Where $1$ is the terminal object in $C$. This defines an endofunctor for which there is a monad. Specifically, the endofunctor is :

$$ C/W \xrightarrow{\text{f^* }} C/X \xrightarrow{\Pi_g} C/Y \xrightarrow{\Sigma_h} C/Z $$

We are interested in endofunctors so $W$ and $Z$ are $1$ in $Set$.

What is the polynomial form of the bag monad?

2 Answers


Peter LeFanu Lumsdaine 06/12/2018 at 17:09.

The bag monad is not polynomial.

Any polynomial endofunctor must preserve pullbacks: $f^*$ and $\Pi_g$ preserve all limits since they’re right adjoints, while $\Sigma_h$, being just the forgetful functor from a slice category, is well known (and easily seen) to preserve all connected limits.

However, the bag monad doesn’t preserve pullbacks. Write $B$ for the bag monad, and consider the sets $X = \{a,b\}$, $Y = \{y,z\}$, and view their product as a pullback, $X \times Y = X \times_1 Y$. Then the canonical map $B(X \times Y) \to B(X) \times_{B(1)} B(Y)$ fails to be injective, since $\{(a,y),(b,z)\}$ and $\{(a,z),(b,y)\}$ are distinct in $B(X \times Y)$ but have the same image in $B(X)$ and $B(Y)$.

This example — and the fact that commutativity forms an obstacle to being polynomial, and similar sorts or representation — has appeared notably before in the literature, in for instance the note 3-computads do not form a presheaf category by Michael Makkai and Marek Zawadowski, and (essentially) in Carlos Simpson’s paper Homotopy types of strict 3-groupoids.


Eduardo Pareja Tobes 06/12/2018 at 17:06.
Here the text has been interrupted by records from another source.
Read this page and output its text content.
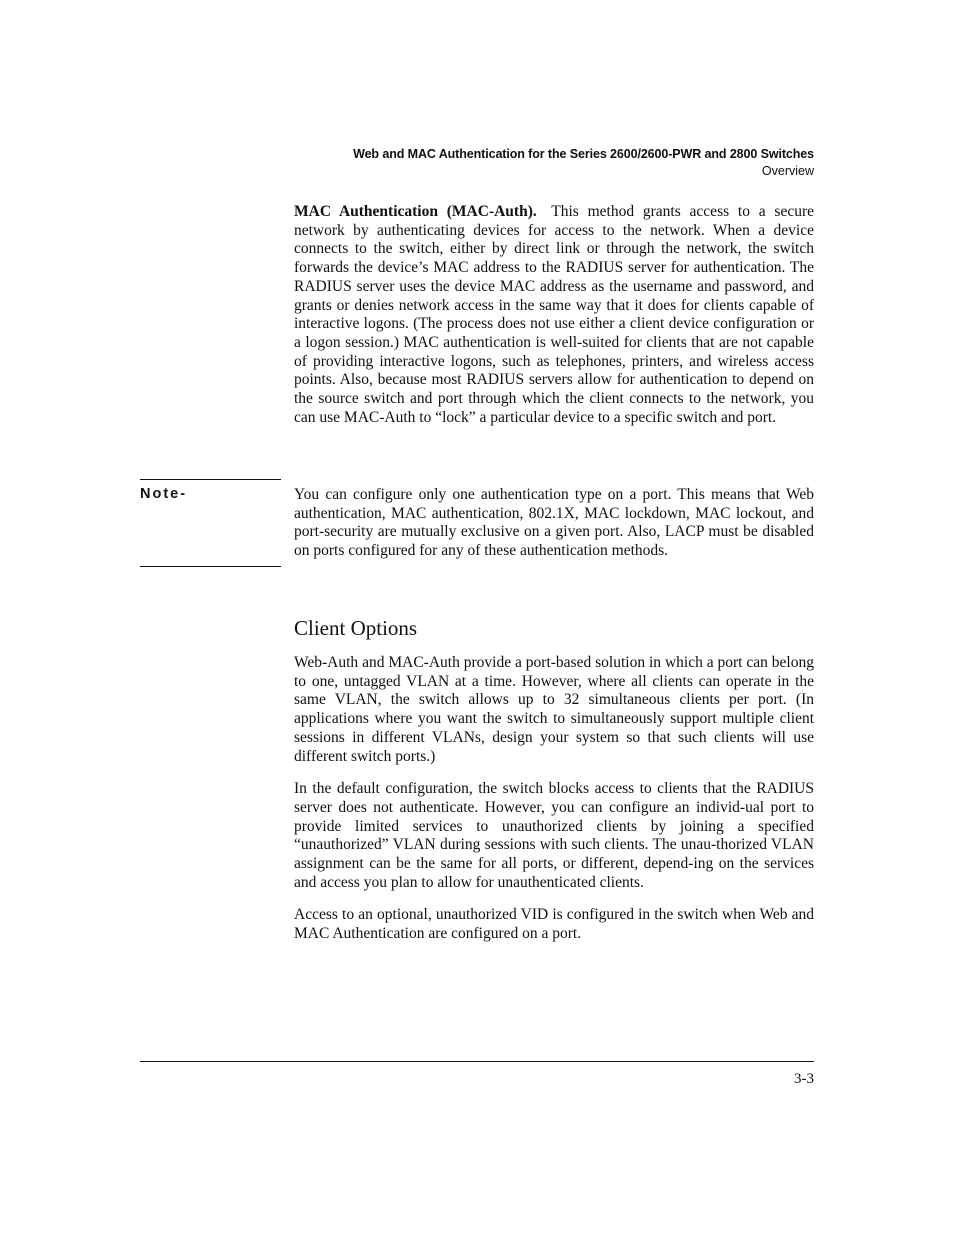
Web and MAC Authentication for the Series 2600/2600-PWR and 2800 Switches
Overview

MAC Authentication (MAC-Auth). This method grants access to a secure network by authenticating devices for access to the network. When a device connects to the switch, either by direct link or through the network, the switch forwards the device’s MAC address to the RADIUS server for authentication. The RADIUS server uses the device MAC address as the username and password, and grants or denies network access in the same way that it does for clients capable of interactive logons. (The process does not use either a client device configuration or a logon session.) MAC authentication is well-suited for clients that are not capable of providing interactive logons, such as telephones, printers, and wireless access points. Also, because most RADIUS servers allow for authentication to depend on the source switch and port through which the client connects to the network, you can use MAC-Auth to “lock” a particular device to a specific switch and port.

Note-	You can configure only one authentication type on a port. This means that Web authentication, MAC authentication, 802.1X, MAC lockdown, MAC lockout, and port-security are mutually exclusive on a given port. Also, LACP must be disabled on ports configured for any of these authentication methods.

Client Options

Web-Auth and MAC-Auth provide a port-based solution in which a port can belong to one, untagged VLAN at a time. However, where all clients can operate in the same VLAN, the switch allows up to 32 simultaneous clients per port. (In applications where you want the switch to simultaneously support multiple client sessions in different VLANs, design your system so that such clients will use different switch ports.)

In the default configuration, the switch blocks access to clients that the RADIUS server does not authenticate. However, you can configure an individ-ual port to provide limited services to unauthorized clients by joining a specified “unauthorized” VLAN during sessions with such clients. The unau-thorized VLAN assignment can be the same for all ports, or different, depend-ing on the services and access you plan to allow for unauthenticated clients.

Access to an optional, unauthorized VID is configured in the switch when Web and MAC Authentication are configured on a port.

3-3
The free multiset functor is not polynomial in the standard sense; it is though in a categorified sense if you somehow keep track of the different ways two expressions are the same thanks to commutativity: for that you need to pass from the category Set to the 2-category of groupoids. See Data Types with Symmetries and Polynomial Functors over Groupoids.